La tabella seguente mostra le unità di ricerca necessarie per supportare combinazioni di repliche e partizioni entro il limite di 36 unità di ricerca, per tutti i livelli Standard.

1 partizione 2 partizioni 3 partizioni 4 partizioni 6 partizioni 12 partizioni
1 replica. 1 unità di ricerca 2 unità di ricerca 3 unità di ricerca 4 unità di ricerca 6 unità di ricerca 12 unità di ricerca
2 repliche 2 unità di ricerca 4 unità di ricerca 6 unità di ricerca 8 unità di ricerca 12 unità di ricerca 24 unità di ricerca
3 repliche 3 unità di ricerca 6 unità di ricerca 9 unità di ricerca 12 unità di ricerca 18 unità di ricerca 36 unità di ricerca
4 repliche 4 unità di ricerca 8 unità di ricerca 12 unità di ricerca 16 unità di ricerca 24 unità di ricerca N/D
5 repliche 5 unità di ricerca 10 unità di ricerca 15 unità di ricerca 20 unità di ricerca 30 unità di ricerca N/D
6 repliche 6 unità di ricerca 12 unità di ricerca 18 unità di ricerca 24 unità di ricerca 36 unità di ricerca N/D
12 repliche 12 unità di ricerca 24 unità di ricerca 36 unità di ricerca N/D N/D N/D

Le unità di ricerca, i prezzi e le capacità sono illustrati in dettaglio nel sito web di Azure. Per altre informazioni, vedere i dettagli sui prezzi.

Nota

Il numero di repliche e partizioni divide equamente per 12 (in particolare 1, 2, 3, 4, 6, 12). In questo modo Ricerca di Azure divide preventivamente ogni indice in 12 partizioni in modo che possa essere distribuito ugualmente tra tutte le partizioni.

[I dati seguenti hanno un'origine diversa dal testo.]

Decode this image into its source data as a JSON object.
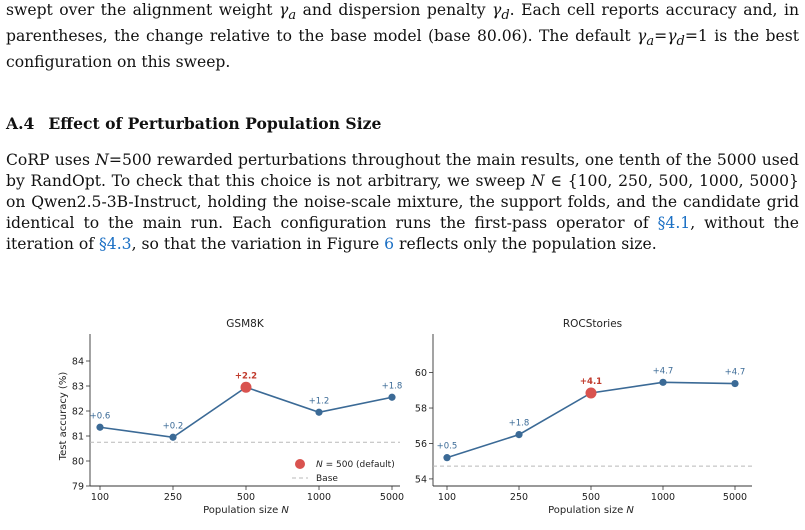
{
  "paragraph_top": {
    "line1_pre": "swept over the alignment weight ",
    "gamma_a": "γ",
    "sub_a": "a",
    "line1_mid": " and dispersion penalty ",
    "gamma_d": "γ",
    "sub_d": "d",
    "line1_post": ". Each cell reports accuracy",
    "line2": "and, in parentheses, the change relative to the base model (base 80.06). The default ",
    "eq_text": "=γ",
    "eq_sub": "d",
    "eq_val": "=1",
    "line3": "is the best configuration on this sweep."
  },
  "section": {
    "number": "A.4",
    "title": "Effect of Perturbation Population Size"
  },
  "paragraph_main": {
    "s1": "CoRP uses ",
    "N": "N",
    "s2": "=500 rewarded perturbations throughout the main results, one tenth of the 5000 used by RandOpt.  To check that this choice is not arbitrary, we sweep ",
    "N2": "N",
    "s3": " ∈ {100, 250, 500, 1000, 5000} on Qwen2.5-3B-Instruct, holding the noise-scale mixture, the support folds, and the candidate grid identical to the main run. Each configuration runs the first-pass operator of ",
    "ref1": "§4.1",
    "s4": ", without the iteration of ",
    "ref2": "§4.3",
    "s5": ", so that the variation in Figure ",
    "ref3": "6",
    "s6": " reflects only the population size."
  },
  "chart_data": [
    {
      "type": "line",
      "title": "GSM8K",
      "xlabel": "Population size N",
      "ylabel": "Test accuracy (%)",
      "categories": [
        "100",
        "250",
        "500",
        "1000",
        "5000"
      ],
      "values": [
        81.35,
        80.95,
        82.95,
        81.95,
        82.55
      ],
      "labels": [
        "+0.6",
        "+0.2",
        "+2.2",
        "+1.2",
        "+1.8"
      ],
      "highlight_index": 2,
      "base": 80.75,
      "ylim": [
        79,
        84.6
      ],
      "yticks": [
        79,
        80,
        81,
        82,
        83,
        84
      ],
      "legend": {
        "position": "lower-right",
        "marker_label": "N = 500 (default)",
        "base_label": "Base"
      },
      "colors": {
        "line": "#3b6a96",
        "highlight": "#d9534f",
        "base": "#b9b9b9"
      }
    },
    {
      "type": "line",
      "title": "ROCStories",
      "xlabel": "Population size N",
      "ylabel": "",
      "categories": [
        "100",
        "250",
        "500",
        "1000",
        "5000"
      ],
      "values": [
        55.2,
        56.5,
        58.85,
        59.45,
        59.38
      ],
      "labels": [
        "+0.5",
        "+1.8",
        "+4.1",
        "+4.7",
        "+4.7"
      ],
      "highlight_index": 2,
      "base": 54.72,
      "ylim": [
        53.6,
        61.5
      ],
      "yticks": [
        54,
        56,
        58,
        60
      ],
      "colors": {
        "line": "#3b6a96",
        "highlight": "#d9534f",
        "base": "#b9b9b9"
      }
    }
  ]
}
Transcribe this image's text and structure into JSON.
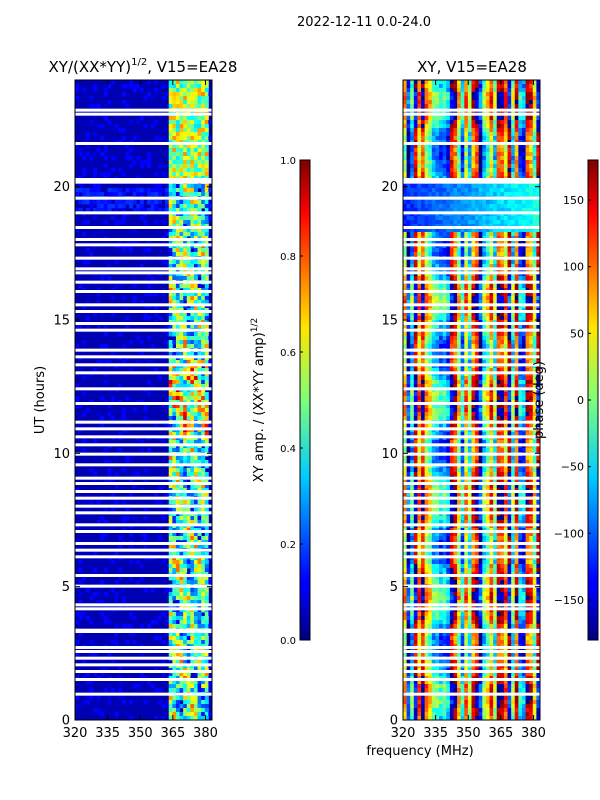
{
  "suptitle": "2022-12-11 0.0-24.0",
  "shared": {
    "xlabel": "frequency (MHz)",
    "ylabel": "UT (hours)",
    "x_ticks": [
      320,
      335,
      350,
      365,
      380
    ],
    "xlim": [
      320,
      383
    ],
    "y_ticks": [
      0,
      5,
      10,
      15,
      20
    ],
    "ylim": [
      0,
      24
    ]
  },
  "chart_data": [
    {
      "type": "heatmap",
      "title_main": "XY/(XX*YY)",
      "title_sup": "1/2",
      "title_rest": ", V15=EA28",
      "x_range": [
        320,
        383
      ],
      "y_range": [
        0,
        24
      ],
      "bright_band_mhz": [
        363,
        381
      ],
      "colorbar": {
        "label_main": "XY amp. / (XX*YY amp)",
        "label_sup": "1/2",
        "range": [
          0.0,
          1.0
        ],
        "ticks": [
          "0.0",
          "0.2",
          "0.4",
          "0.6",
          "0.8",
          "1.0"
        ]
      }
    },
    {
      "type": "heatmap",
      "title_main": "XY, V15=EA28",
      "x_range": [
        320,
        383
      ],
      "y_range": [
        0,
        24
      ],
      "colorbar": {
        "label_main": "phase (deg)",
        "range": [
          -180,
          180
        ],
        "ticks": [
          "−150",
          "−100",
          "−50",
          "0",
          "50",
          "100",
          "150"
        ]
      }
    }
  ],
  "flagged_hours": [
    0.95,
    1.5,
    1.8,
    2.05,
    2.3,
    2.55,
    2.7,
    3.3,
    3.35,
    4.15,
    4.3,
    5.0,
    5.4,
    6.1,
    6.35,
    6.6,
    7.05,
    7.3,
    7.75,
    8.0,
    8.3,
    8.55,
    8.85,
    9.05,
    9.55,
    9.95,
    10.3,
    10.6,
    10.9,
    11.15,
    11.85,
    12.4,
    13.0,
    13.3,
    13.6,
    13.85,
    14.6,
    14.85,
    15.3,
    15.55,
    16.05,
    16.4,
    16.75,
    16.9,
    17.3,
    17.8,
    18.0,
    18.45,
    19.0,
    19.55,
    20.15,
    20.25,
    21.6,
    22.7,
    22.85
  ],
  "colors": {
    "background": "#ffffff",
    "flag_gap": "#ffffff",
    "axis": "#000000"
  }
}
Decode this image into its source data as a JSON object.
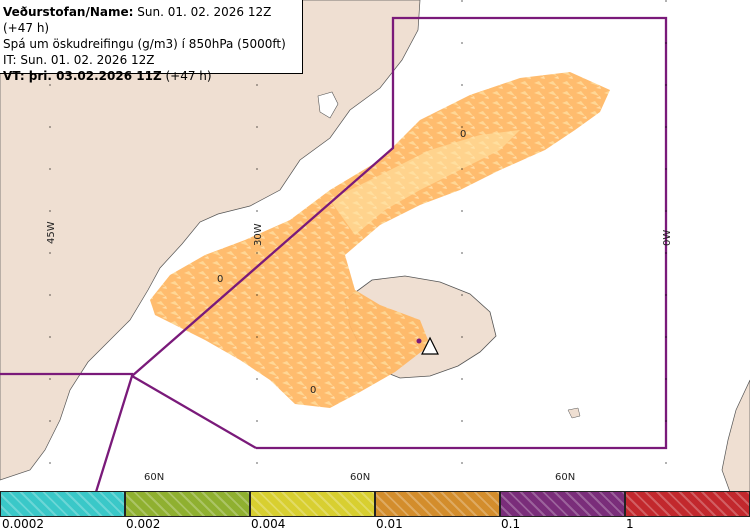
{
  "header": {
    "line1_label": "Veðurstofan/Name:",
    "line1_value": "Sun. 01. 02. 2026 12Z (+47 h)",
    "line2": "Spá um öskudreifingu (g/m3) í 850hPa (5000ft)",
    "line3": "IT: Sun. 01. 02. 2026 12Z",
    "line4_label": "VT: þri. 03.02.2026 11Z",
    "line4_value": "(+47 h)"
  },
  "map": {
    "lon_labels": [
      "45W",
      "30W",
      "0W"
    ],
    "lat_labels": [
      "60N",
      "60N",
      "60N"
    ],
    "zero_labels": [
      "0",
      "0",
      "0"
    ],
    "colors": {
      "ocean": "#ffffff",
      "land": "#efdfd2",
      "ash": "#ffb866",
      "ash_light": "#ffe6a8",
      "boundary": "#7a1a7a"
    },
    "symbols": [
      "volcano-icon"
    ]
  },
  "legend": {
    "colors": [
      "#3ac8c8",
      "#8fb030",
      "#d8cf30",
      "#d38d2c",
      "#7a2d7a",
      "#c2282d"
    ],
    "labels": [
      "0.0002",
      "0.002",
      "0.004",
      "0.01",
      "0.1",
      "1"
    ]
  }
}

Ad esempio, se il servizio ha tre partizioni e si crea un indice, ogni partizione conterrà quattro partizioni dell'indice. Il modo in cui Ricerca di Azure suddivide un indice in partizioni è un dettaglio di implementazione ed è soggetto a modifiche nelle versioni successive. Sebbene il numero attualmente sia 12, tale numero potrebbe non essere 12 in futuro.

Formula di fatturazione per le risorse di replica e partizione

La formula per il calcolo del numero di unità di ricerca usate per combinazioni specifiche è il prodotto delle repliche e delle partizioni, vale a dire (R X P = SU). Ad esempio, tre repliche moltiplicate per tre partizioni vengono fatturate come nove unità di ricerca.

Il costo per SU è determinato dal livello, con una tariffa di fatturazione per unità inferiore per il livello Basic rispetto al livello Standard. Le tariffe per ogni livello sono disponibili in Prezzi di Ricerca.